▎ 摘　　要

The rapid development of flexible energy storage devices has motivated people to seek reliable electrodes with both high mechanical flexibility and excellent electrochemical performance. Herein, we demonstrate a facile and scalable process to fabricate a flexible free-standing defect-rich MoS2/graphene/carbon nanotube (dr-MGC) hybrid paper, which can be directly used as a flexible binder-free anode for lithium ion batteries. Benefiting from the excellent dispersibility of defect-rich MoS2 nanosheets (dr-MoS2 NSs) and graphene oxide/carbon nanotube (GO/CNT) hybrids in aqueous solution, a unique three-dimensional (3D) nanoporous architecture with ultrathin dr-MoS2 NSs homogeneously embedded in graphene/CNT frameworks is nicely constructed by a simple vacuum filtration and thermal reduction process. As a consequence, the flexible free-standing dr-MGC21 hybrid paper exhibits a high reversible capacity of 1137.2 mA h g(-1) at a current density of 0.1 A g(-1) with excellent cyclic stability and rate capability.
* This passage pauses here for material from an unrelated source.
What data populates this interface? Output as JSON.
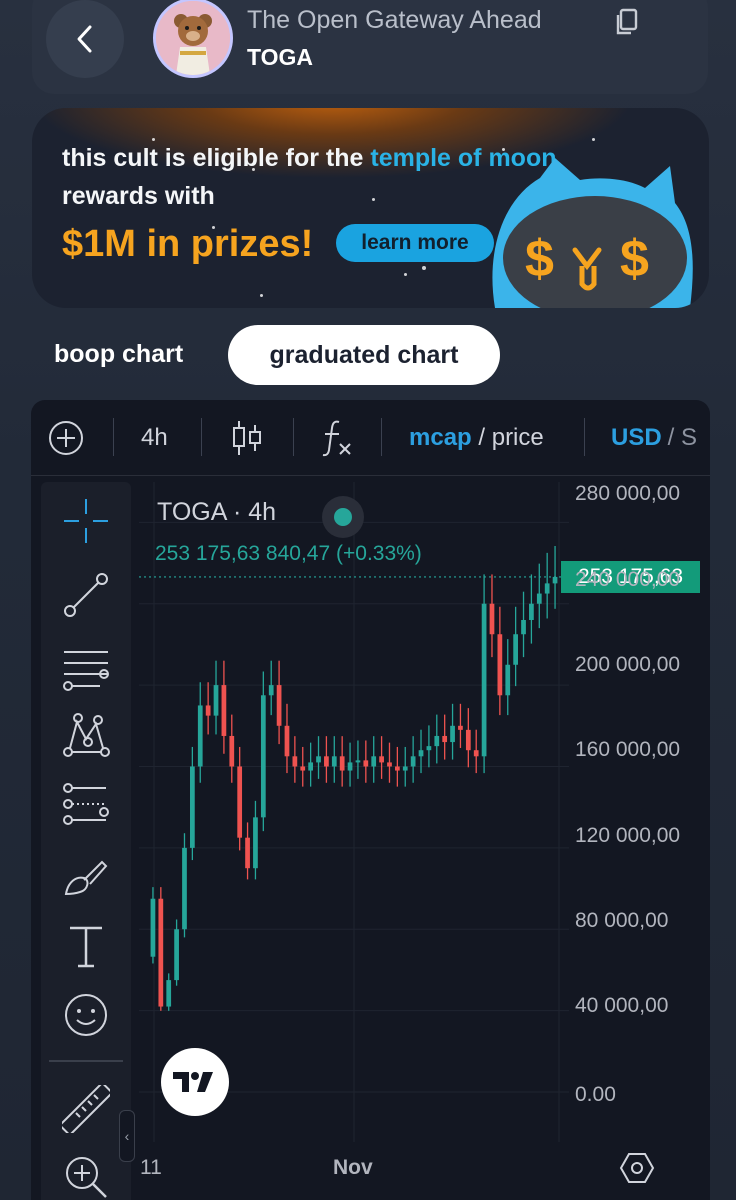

The superior electrochemical performance of the dr-MGC hybrid paper is ascribed to the 3D nanoporous architecture as well as the synergistic effect between the dr-MoS2 NSs and conductive graphene/CNT network. Moreover, the idea of utilizing graphene/CNT hybrids as flexible conductive frameworks provides a novel pathway for the large-scale fabrication of various flexible binder-free electrodes for high-performance flexible energy storage devices.